Julas de la 4e ennéade de Fävrius
Onzième année du Onzième Cycle
Temple de Valas
Quelles que fussent les dernières péripéties auxquelles tu fus livré, en ce lieu tu trouverais toujours paix en tes braises. Le Temple de Valas est ton ancre, et l’incessante psalmodie des prêtres de La Chimère en est la chaîne. Les volutes de magie flottant en permanence ici sont l’océan dans lequel elle flotte. La statue du Gardien est le plancher dans lequel elle s’enfonce. Tu es né d’une des dévotes de cet endroit, et tu es né à toi-même à cet endroit, pour servir cet endroit.
Ce temple est ton héritage. Sa magie la tienne. Ses mystères tes découvertes futures. Le savoir qu’il renferme la graine et le fruit de ta vie. Ce temple est à la fois ta forteresse, ton foyer et ta prison.
Tu avances lentement, attirant sur ton chemin les regards des plus distraits des cultistes. Ils te connaissent. Ils savent ce que tu te revendiques, et pour majorité d’entre eux, s’ils ne te croient pas, ils sont conscients que ce n’est pas à eux de t’enseigner la vérité. Le blasphème ne survit jamais longtemps. Des mages bien plus puissants que toi se sont tentés à défier les Dieux, et ils n’y ont jamais obtenu que le rappel de leur condition de créature.
Seulement toi, tu ne les défies pas, les Dieux. Tu les attends. Tu attends qu’ils viennent poser leur main sur toi une seconde fois. Depuis longtemps déjà, tu attends le jour où La Chimère te considérera prêt à être clamé. Digne du reste de son pouvoir. Digne du reste de
ton pouvoir. Digne… tu avais déjà été plus digne par le passé que tu ne l’étais aujourd’hui. Quel Dieu accepterait de souffler la moindre lichette du Feu Primordiale sur l’être brisé que tu es ?
Tu te caches, Valsrik’Hrae. Tu combats le bon combat, mais tu le combats dissimulés derrière les Grands, alors que tu es toi-même Grand. Tu es toi-même Grand, et pourtant l’ombre des petits porte plus loin que la tienne. Tu es toi-même Grand, et tu ne fais jamais que réagir au chaos de la fourmilière, alors que tu pourrais depuis longtemps l’avoir noyée. Tu te caches, quand d’autres n’hésitent pas à se montrer, au risque de se couvrir de honte, au risque de couvrir tous tes pairs de honte, pour peu que cela puisse leur obtenir la moindre once d’influence.

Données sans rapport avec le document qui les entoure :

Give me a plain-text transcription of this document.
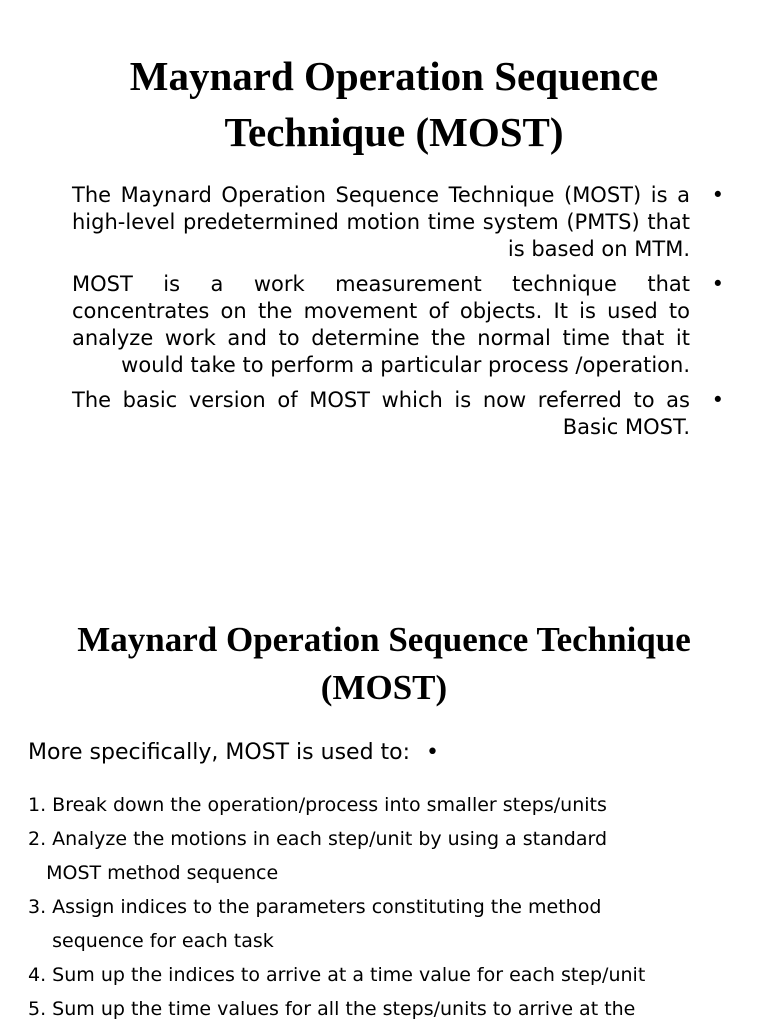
Maynard Operation Sequence
Technique (MOST)
The Maynard Operation Sequence Technique (MOST) is a high-level predetermined motion time system (PMTS) that is based on MTM.
•
MOST is a work measurement technique that concentrates on the movement of objects. It is used to analyze work and to determine the normal time that it would take to perform a particular process /operation.
•
The basic version of MOST which is now referred to as Basic MOST.
•
Maynard Operation Sequence Technique
(MOST)

More specifically, MOST is used to: •

1. Break down the operation/process into smaller steps/units
2. Analyze the motions in each step/unit by using a standard
MOST method sequence
3. Assign indices to the parameters constituting the method
sequence for each task
4. Sum up the indices to arrive at a time value for each step/unit
5. Sum up the time values for all the steps/units to arrive at the
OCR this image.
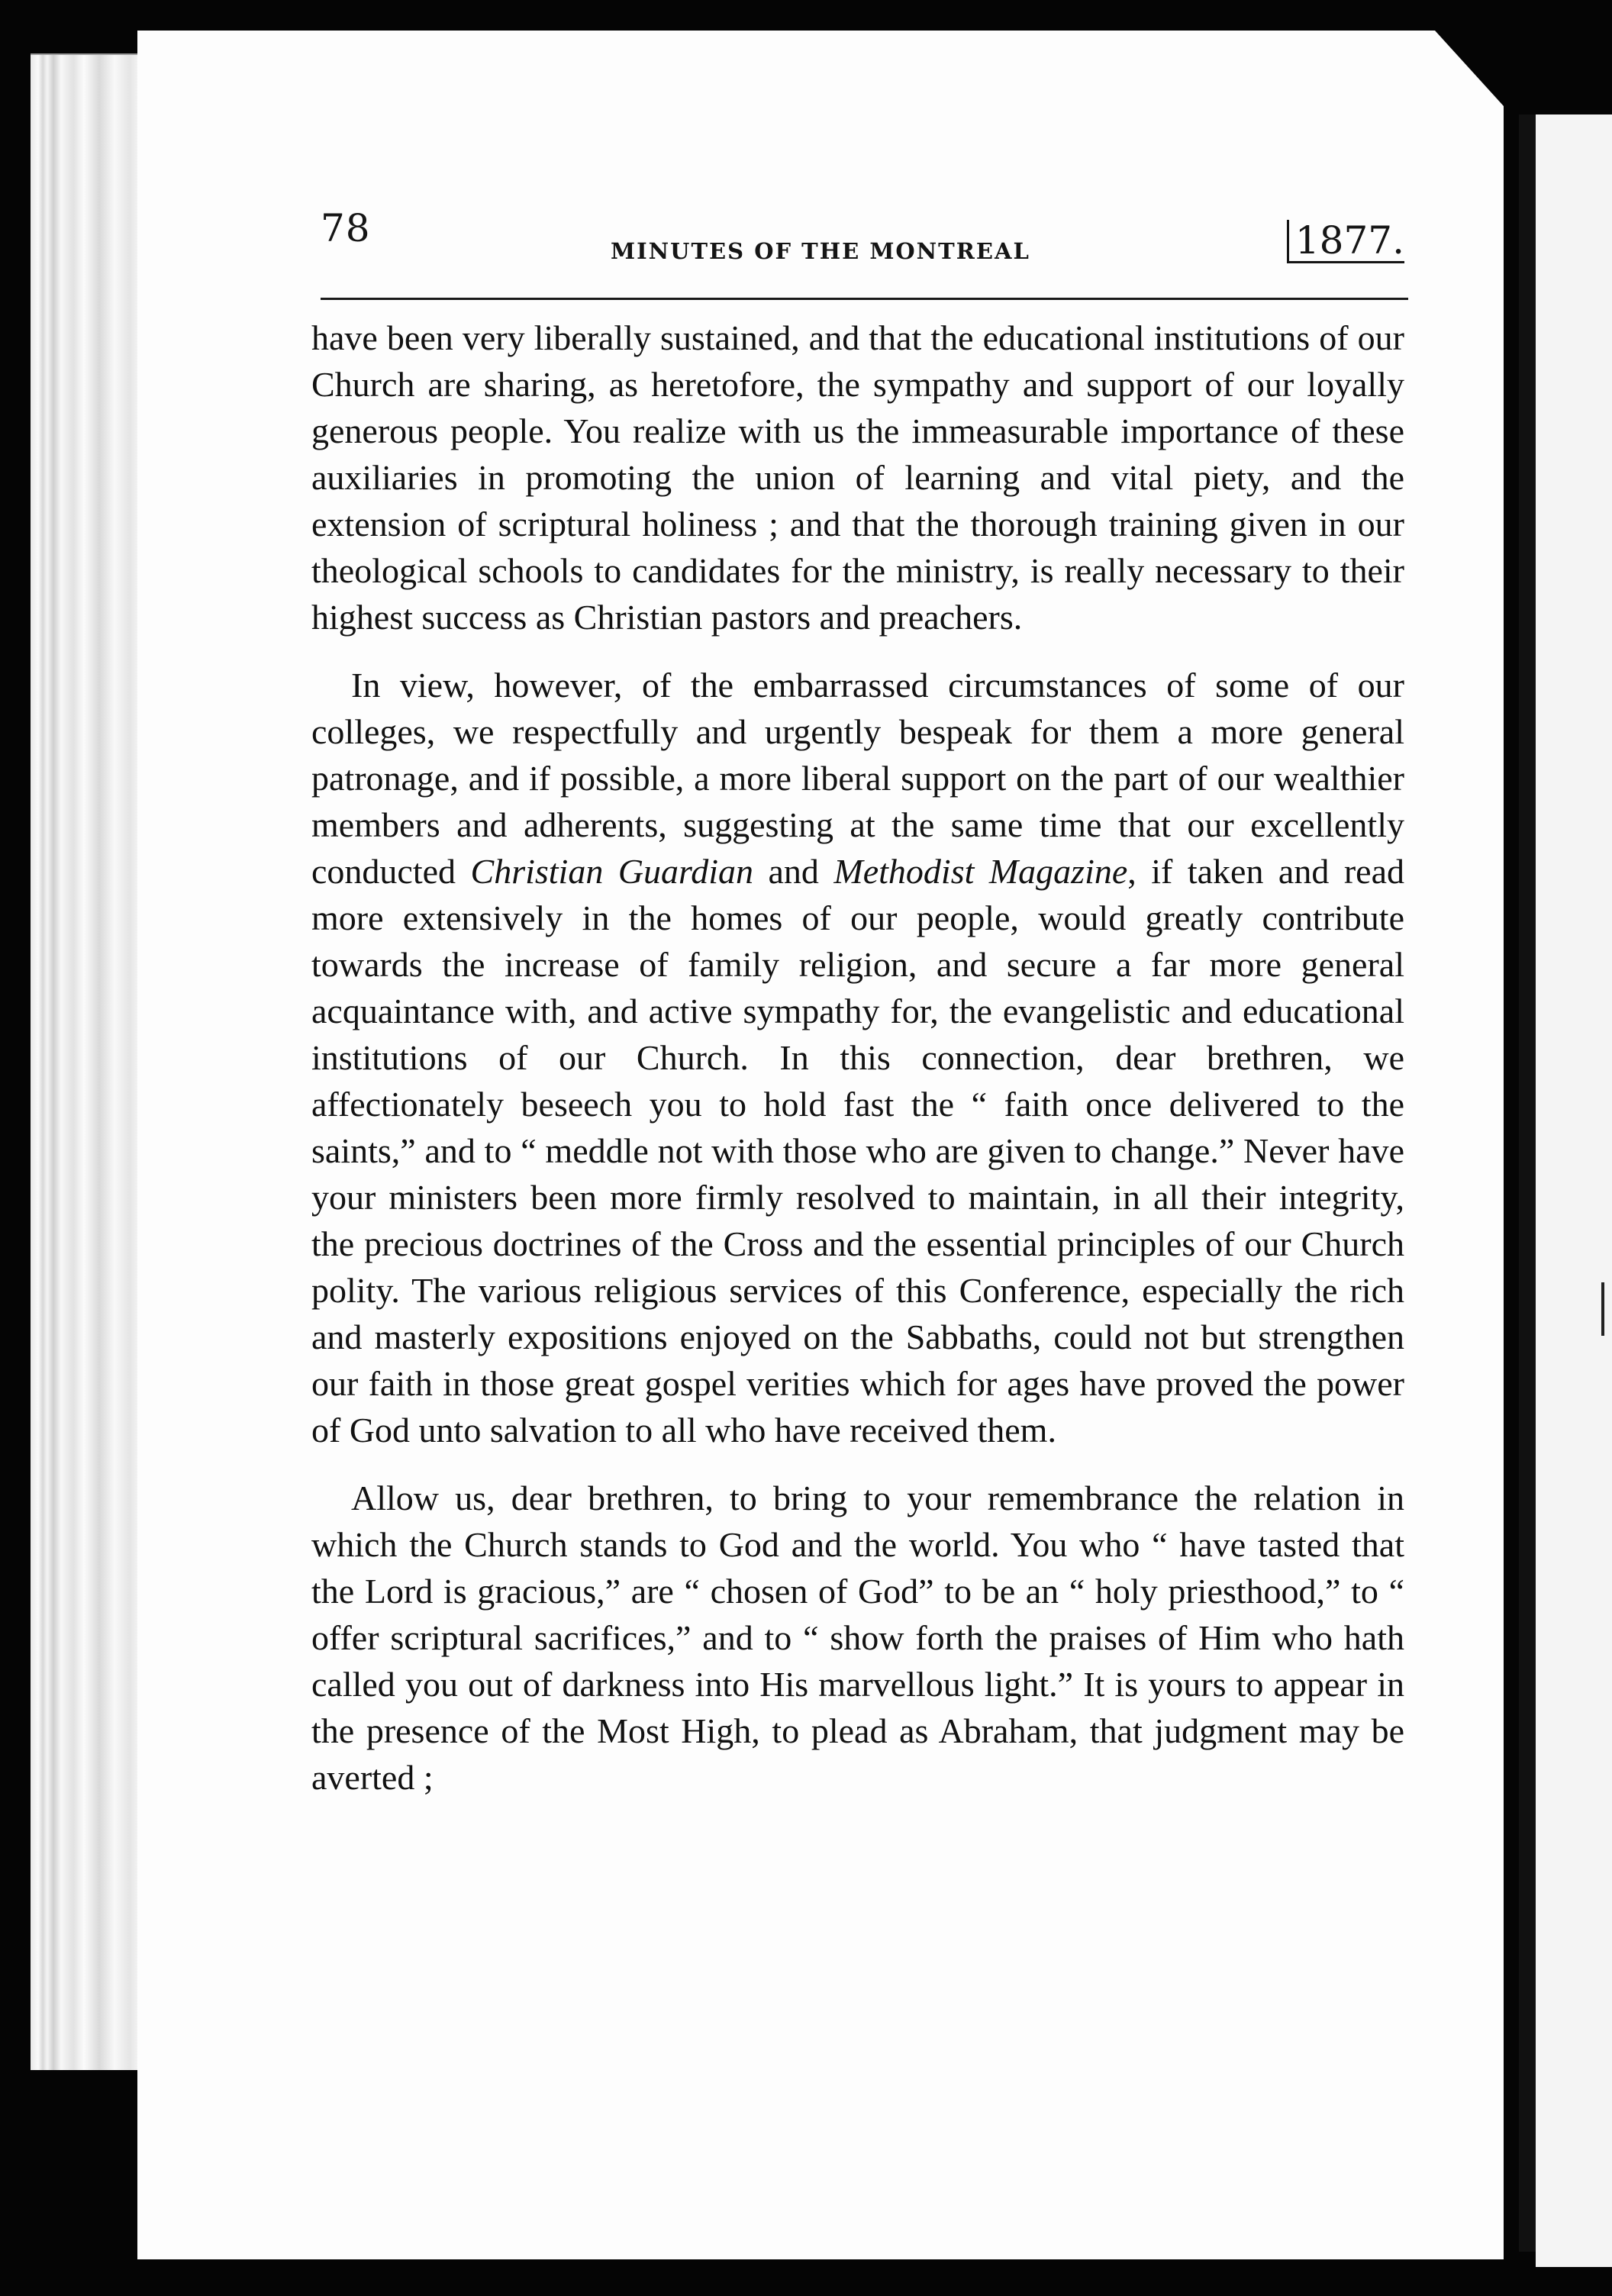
78
MINUTES OF THE MONTREAL	1877.

have been very liberally sustained, and that the educational institutions of our Church are sharing, as heretofore, the sympathy and support of our loyally generous people. You realize with us the immeasurable importance of these auxiliaries in promoting the union of learning and vital piety, and the extension of scriptural holiness ; and that the thorough training given in our theological schools to candidates for the ministry, is really necessary to their highest success as Christian pastors and preachers.

In view, however, of the embarrassed circumstances of some of our colleges, we respectfully and urgently bespeak for them a more general patronage, and if possible, a more liberal support on the part of our wealthier members and adherents, suggesting at the same time that our excellently conducted Christian Guardian and Methodist Magazine, if taken and read more extensively in the homes of our people, would greatly contribute towards the increase of family religion, and secure a far more general acquaintance with, and active sympathy for, the evangelistic and educational institutions of our Church. In this connection, dear brethren, we affectionately beseech you to hold fast the “ faith once delivered to the saints,” and to “ meddle not with those who are given to change.” Never have your ministers been more firmly resolved to maintain, in all their integrity, the precious doctrines of the Cross and the essential principles of our Church polity. The various religious services of this Conference, especially the rich and masterly expositions enjoyed on the Sabbaths, could not but strengthen our faith in those great gospel verities which for ages have proved the power of God unto salvation to all who have received them.

Allow us, dear brethren, to bring to your remembrance the relation in which the Church stands to God and the world. You who “ have tasted that the Lord is gracious,” are “ chosen of God” to be an “ holy priesthood,” to “ offer scriptural sacrifices,” and to “ show forth the praises of Him who hath called you out of darkness into His marvellous light.” It is yours to appear in the presence of the Most High, to plead as Abraham, that judgment may be averted ;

Tu es un sorcier indigne. Et pourtant tu es là. À attendre. À prier. À joindre ta psalmodie à la leur. À chercher le courage là où il n’y en a pas. À chercher le courage là où il y a du pouvoir, alors que du pouvoir, tu en as déjà bien assez. Tu demandes pardon à La Chimère encore une fois, et encore cette fois La Chimère te rit au nez. La main posée contre la statue du Gardien, tu t’offres, tu offres ton pouvoir, tu tentes de l’offrir, mais comme chaque fois que tu penses avoir à faire amende, chaque fois que tu penses qu’offrir t’obtiendra le pardon, au lieu de prendre, le Dieu-Mage te donne.

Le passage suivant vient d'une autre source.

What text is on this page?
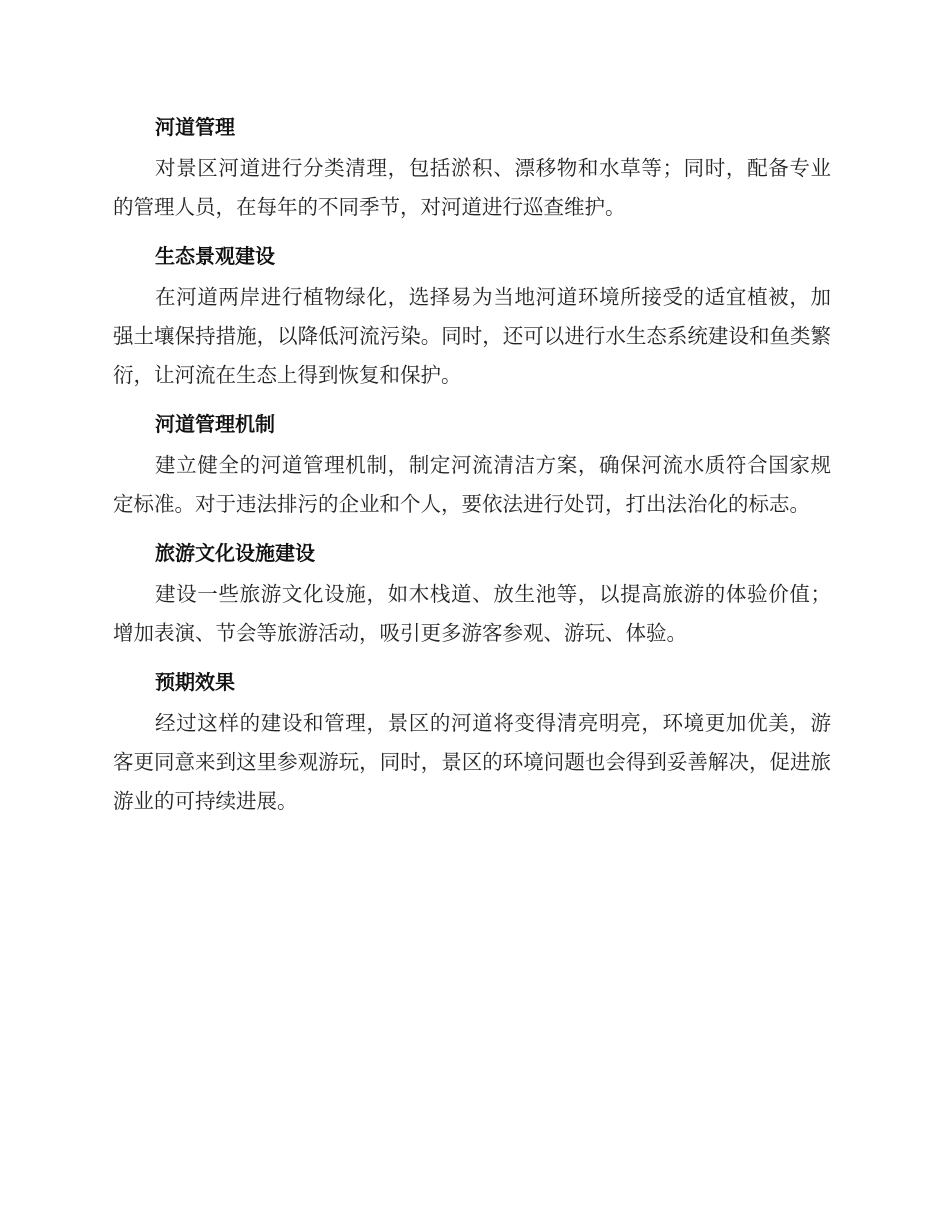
河道管理

对景区河道进行分类清理，包括淤积、漂移物和水草等；同时，配备专业的管理人员，在每年的不同季节，对河道进行巡查维护。

生态景观建设

在河道两岸进行植物绿化，选择易为当地河道环境所接受的适宜植被，加强土壤保持措施，以降低河流污染。同时，还可以进行水生态系统建设和鱼类繁衍，让河流在生态上得到恢复和保护。

河道管理机制

建立健全的河道管理机制，制定河流清洁方案，确保河流水质符合国家规定标准。对于违法排污的企业和个人，要依法进行处罚，打出法治化的标志。

旅游文化设施建设

建设一些旅游文化设施，如木栈道、放生池等，以提高旅游的体验价值；增加表演、节会等旅游活动，吸引更多游客参观、游玩、体验。

预期效果

经过这样的建设和管理，景区的河道将变得清亮明亮，环境更加优美，游客更同意来到这里参观游玩，同时，景区的环境问题也会得到妥善解决，促进旅游业的可持续进展。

Tu sens l’énergie courir à travers ton corps. Tu sens le pouvoir rugir à travers tes veines. Ton monde de vecteur s’éclaircit. Les yeux fermés, tu vois tout. Tu vois chaque mouvement, même le plus infime. Tu entends se frotter entre eux les grains de poussière. Tu entends mourir et naître tes congénères à la fois. Tu vois vibrer ceux qui pensent être immobiles. Et tu apprends. La main posée contre la statue du Gardien, tu apprends. Tu apprends la véritable forme de ce monde, la véritable physique de ce monde, les véritables énergies qui régissent ce monde.
Parce qu’en tant qu’enfant du Dieu-Mage, tu es le seul à le pouvoir.